In his first public statement since the controversy erupted earlier this month, Gloucester High School principal Joseph Sullivan said he does not specifically remember using the word "pact" but does not dispute it.
He said a reporter from Time magazine asked him whether access to birth control through the school's health center would have prevented the spike in pregnancies - 17 last year, compared with the typical four.
"I told her no, because my sources had informed me that a significant number of the pregnancies, especially among the younger students, were the result of deliberate and intentional behavior," Sullivan said.
The principal said his only direct source of information about the intentional pregnancies was the former nurse practitioner at the health center. He said he also heard "verbal staff reports and student/staff chatter."
"I believe everything I told (Time) was and is accurate," he said.
In May, the two top officials at the school's health center resigned in a dispute over distribution of contraceptives. Dr. Brian Orr, medical director, and chief nurse practitioner Kim Daly supported confidentially giving contraceptives to students, but the hospital that funds the school clinic objected.
Daly did not immediately return a call seeking comment Thursday.
Sullivan said he had been asked by school officials in the fishing community 30 miles (48 kilometers) north of Boston not to speak publicly. But he said he issued the three-page statement Thursday "to put to rest the notion that I am 'foggy in my memory' or that when pressed, 'my memory failed."'
He was referring to comments by Mayor Carolyn Kirk, who has said that there is no evidence of such a pact and that Sullivan could not remember the source of his information. Sullivan said he has had no direct conversation with the mayor since the first Time story June 11.

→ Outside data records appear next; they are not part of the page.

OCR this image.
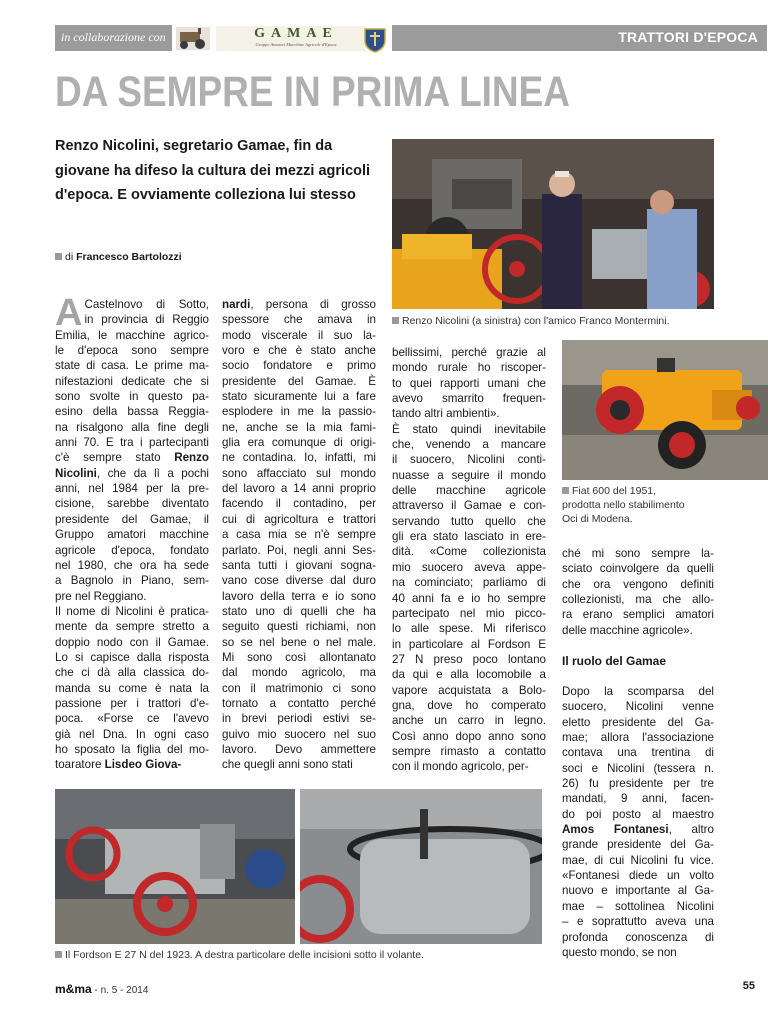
in collaborazione con	GAMAE
Gruppo Amatori Macchine Agricole d'Epoca	TRATTORI D'EPOCA
DA SEMPRE IN PRIMA LINEA
Renzo Nicolini, segretario Gamae, fin da giovane ha difeso la cultura dei mezzi agricoli d'epoca. E ovviamente colleziona lui stesso
di Francesco Bartolozzi
Renzo Nicolini (a sinistra) con l'amico Franco Montermini.
Fiat 600 del 1951,
prodotta nello stabilimento
Oci di Modena.
Il Fordson E 27 N del 1923. A destra particolare delle incisioni sotto il volante.
A Castelnovo di Sotto,
in provincia di Reggio
Emilia, le macchine agrico-
le d'epoca sono sempre
state di casa. Le prime ma-
nifestazioni dedicate che si
sono svolte in questo pa-
esino della bassa Reggia-
na risalgono alla fine degli
anni 70. E tra i partecipanti
c'è sempre stato Renzo
Nicolini, che da lì a pochi
anni, nel 1984 per la pre-
cisione, sarebbe diventato
presidente del Gamae, il
Gruppo amatori macchine
agricole d'epoca, fondato
nel 1980, che ora ha sede
a Bagnolo in Piano, sem-
pre nel Reggiano.
Il nome di Nicolini è pratica-
mente da sempre stretto a
doppio nodo con il Gamae.
Lo si capisce dalla risposta
che ci dà alla classica do-
manda su come è nata la
passione per i trattori d'e-
poca. «Forse ce l'avevo
già nel Dna. In ogni caso
ho sposato la figlia del mo-
toaratore Lisdeo Giova-
nardi, persona di grosso
spessore che amava in
modo viscerale il suo la-
voro e che è stato anche
socio fondatore e primo
presidente del Gamae. È
stato sicuramente lui a fare
esplodere in me la passio-
ne, anche se la mia fami-
glia era comunque di origi-
ne contadina. Io, infatti, mi
sono affacciato sul mondo
del lavoro a 14 anni proprio
facendo il contadino, per
cui di agricoltura e trattori
a casa mia se n'è sempre
parlato. Poi, negli anni Ses-
santa tutti i giovani sogna-
vano cose diverse dal duro
lavoro della terra e io sono
stato uno di quelli che ha
seguito questi richiami, non
so se nel bene o nel male.
Mi sono così allontanato
dal mondo agricolo, ma
con il matrimonio ci sono
tornato a contatto perché
in brevi periodi estivi se-
guivo mio suocero nel suo
lavoro. Devo ammettere
che quegli anni sono stati
bellissimi, perché grazie al
mondo rurale ho riscoper-
to quei rapporti umani che
avevo smarrito frequen-
tando altri ambienti».
È stato quindi inevitabile
che, venendo a mancare
il suocero, Nicolini conti-
nuasse a seguire il mondo
delle macchine agricole
attraverso il Gamae e con-
servando tutto quello che
gli era stato lasciato in ere-
dità. «Come collezionista
mio suocero aveva appe-
na cominciato; parliamo di
40 anni fa e io ho sempre
partecipato nel mio picco-
lo alle spese. Mi riferisco
in particolare al Fordson E
27 N preso poco lontano
da qui e alla locomobile a
vapore acquistata a Bolo-
gna, dove ho comperato
anche un carro in legno.
Così anno dopo anno sono
sempre rimasto a contatto
con il mondo agricolo, per-
ché mi sono sempre la-
sciato coinvolgere da quelli
che ora vengono definiti
collezionisti, ma che allo-
ra erano semplici amatori
delle macchine agricole».
Il ruolo del Gamae
Dopo la scomparsa del
suocero, Nicolini venne
eletto presidente del Ga-
mae; allora l'associazione
contava una trentina di
soci e Nicolini (tessera n.
26) fu presidente per tre
mandati, 9 anni, facen-
do poi posto al maestro
Amos Fontanesi, altro
grande presidente del Ga-
mae, di cui Nicolini fu vice.
«Fontanesi diede un volto
nuovo e importante al Ga-
mae – sottolinea Nicolini
– e soprattutto aveva una
profonda conoscenza di
questo mondo, se non
m&ma - n. 5 - 2014	55
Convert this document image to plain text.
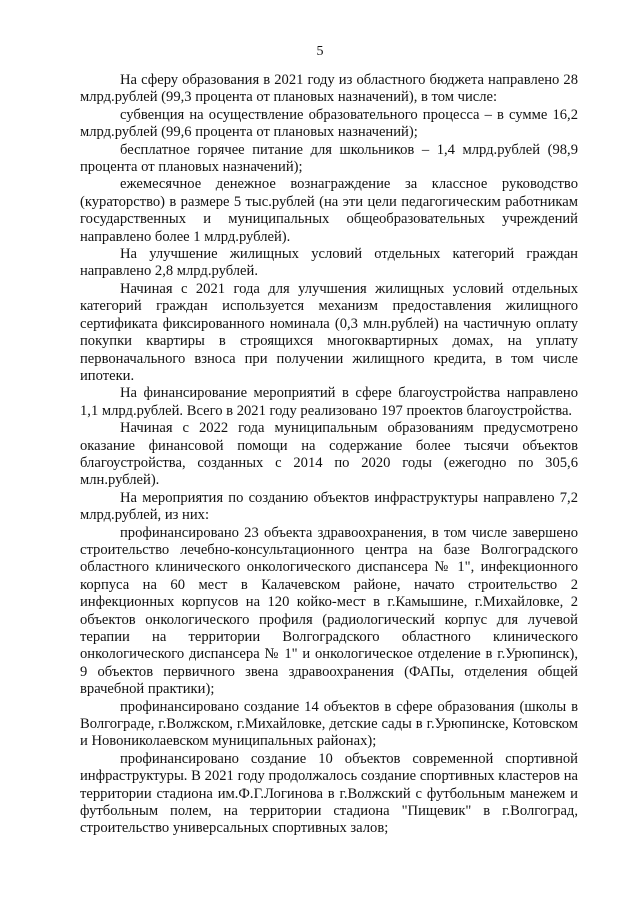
5

На сферу образования в 2021 году из областного бюджета направлено 28 млрд.рублей (99,3 процента от плановых назначений), в том числе:

субвенция на осуществление образовательного процесса – в сумме 16,2 млрд.рублей (99,6 процента от плановых назначений);

бесплатное горячее питание для школьников – 1,4 млрд.рублей (98,9 процента от плановых назначений);

ежемесячное денежное вознаграждение за классное руководство (кураторство) в размере 5 тыс.рублей (на эти цели педагогическим работникам государственных и муниципальных общеобразовательных учреждений направлено более 1 млрд.рублей).

На улучшение жилищных условий отдельных категорий граждан направлено 2,8 млрд.рублей.

Начиная с 2021 года для улучшения жилищных условий отдельных категорий граждан используется механизм предоставления жилищного сертификата фиксированного номинала (0,3 млн.рублей) на частичную оплату покупки квартиры в строящихся многоквартирных домах, на уплату первоначального взноса при получении жилищного кредита, в том числе ипотеки.

На финансирование мероприятий в сфере благоустройства направлено 1,1 млрд.рублей. Всего в 2021 году реализовано 197 проектов благоустройства.

Начиная с 2022 года муниципальным образованиям предусмотрено оказание финансовой помощи на содержание более тысячи объектов благоустройства, созданных с 2014 по 2020 годы (ежегодно по 305,6 млн.рублей).

На мероприятия по созданию объектов инфраструктуры направлено 7,2 млрд.рублей, из них:

профинансировано 23 объекта здравоохранения, в том числе завершено строительство лечебно-консультационного центра на базе Волгоградского областного клинического онкологического диспансера № 1", инфекционного корпуса на 60 мест в Калачевском районе, начато строительство 2 инфекционных корпусов на 120 койко-мест в г.Камышине, г.Михайловке, 2 объектов онкологического профиля (радиологический корпус для лучевой терапии на территории Волгоградского областного клинического онкологического диспансера № 1" и онкологическое отделение в г.Урюпинск), 9 объектов первичного звена здравоохранения (ФАПы, отделения общей врачебной практики);

профинансировано создание 14 объектов в сфере образования (школы в Волгограде, г.Волжском, г.Михайловке, детские сады в г.Урюпинске, Котовском и Новониколаевском муниципальных районах);

профинансировано создание 10 объектов современной спортивной инфраструктуры. В 2021 году продолжалось создание спортивных кластеров на территории стадиона им.Ф.Г.Логинова в г.Волжский с футбольным манежем и футбольным полем, на территории стадиона "Пищевик" в г.Волгоград, строительство универсальных спортивных залов;
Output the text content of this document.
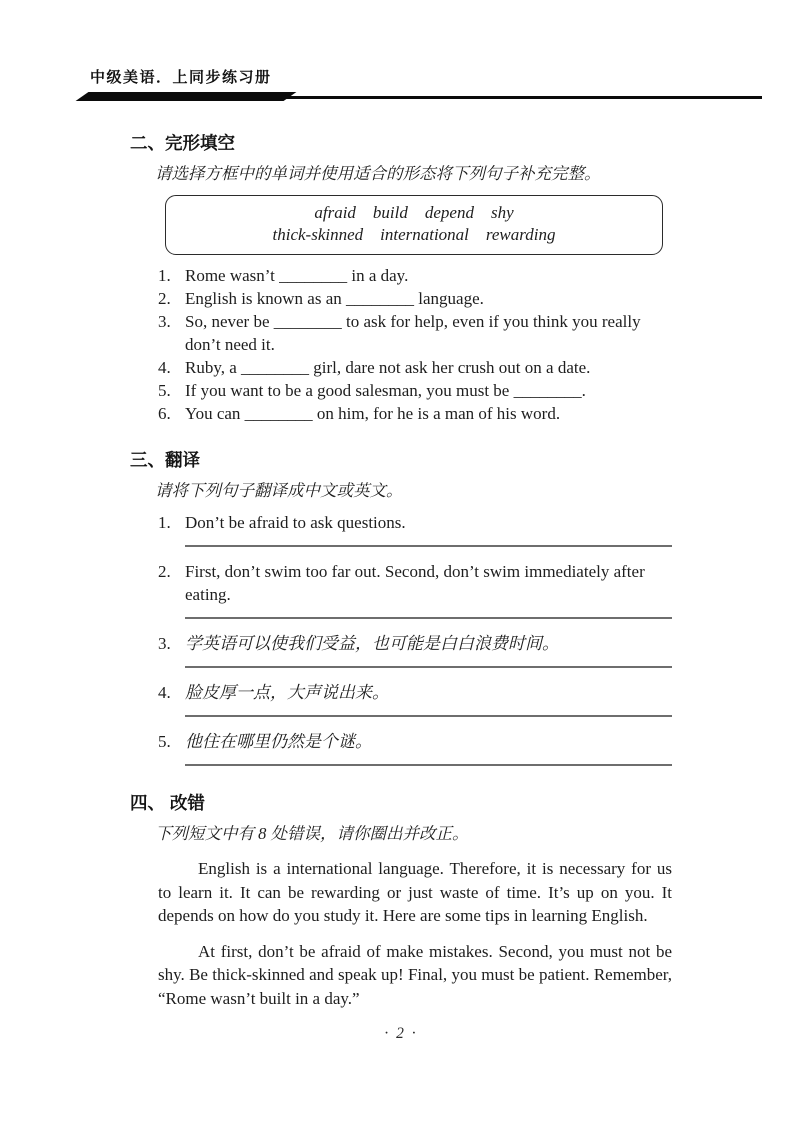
中级美语．上同步练习册
二、完形填空

请选择方框中的单词并使用适合的形态将下列句子补充完整。

afraid    build    depend    shy
thick-skinned    international    rewarding
1. Rome wasn’t ________ in a day.
2. English is known as an ________ language.
3. So, never be ________ to ask for help, even if you think you really don’t need it.
4. Ruby, a ________ girl, dare not ask her crush out on a date.
5. If you want to be a good salesman, you must be ________.
6. You can ________ on him, for he is a man of his word.
三、翻译

请将下列句子翻译成中文或英文。

1. Don’t be afraid to ask questions.
2. First, don’t swim too far out. Second, don’t swim immediately after eating.
3. 学英语可以使我们受益，也可能是白白浪费时间。
4. 脸皮厚一点，大声说出来。
5. 他住在哪里仍然是个谜。
四、 改错

下列短文中有 8 处错误，请你圈出并改正。

English is a international language. Therefore, it is necessary for us to learn it. It can be rewarding or just waste of time. It’s up on you. It depends on how do you study it. Here are some tips in learning English.

At first, don’t be afraid of make mistakes. Second, you must not be shy. Be thick-skinned and speak up! Final, you must be patient. Remember, “Rome wasn’t built in a day.”

· 2 ·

Kirk declined Thursday to address Sullivan's statement, but she defended her own response to the controversy.
"Teenagers in Gloucester are being hunted down by the national and even international media," she said. "And if I had to do it again, I would still stand up and protect the privacy of the families and defend the city against the sensationalized and unsubstantiated reports."
The school superintendent, Christopher Farmer, did not immediately respond to an e-mail or a phone message left at his office.
Sullivan's statement was first reported in the online version of his hometown newspaper, the Gloucester Daily Times, and the principal's attorney confirmed its accuracy to The Associated Press.
Sullivan called on the "affected children" to be left alone "to deal with the consequences of their actions."
"Intense media attention needs to come to a stop, as it distorts the reality of the situation by focusing attention on the sources of information about the problem of 'children having children' instead of seeking solutions to the problem itself," he said.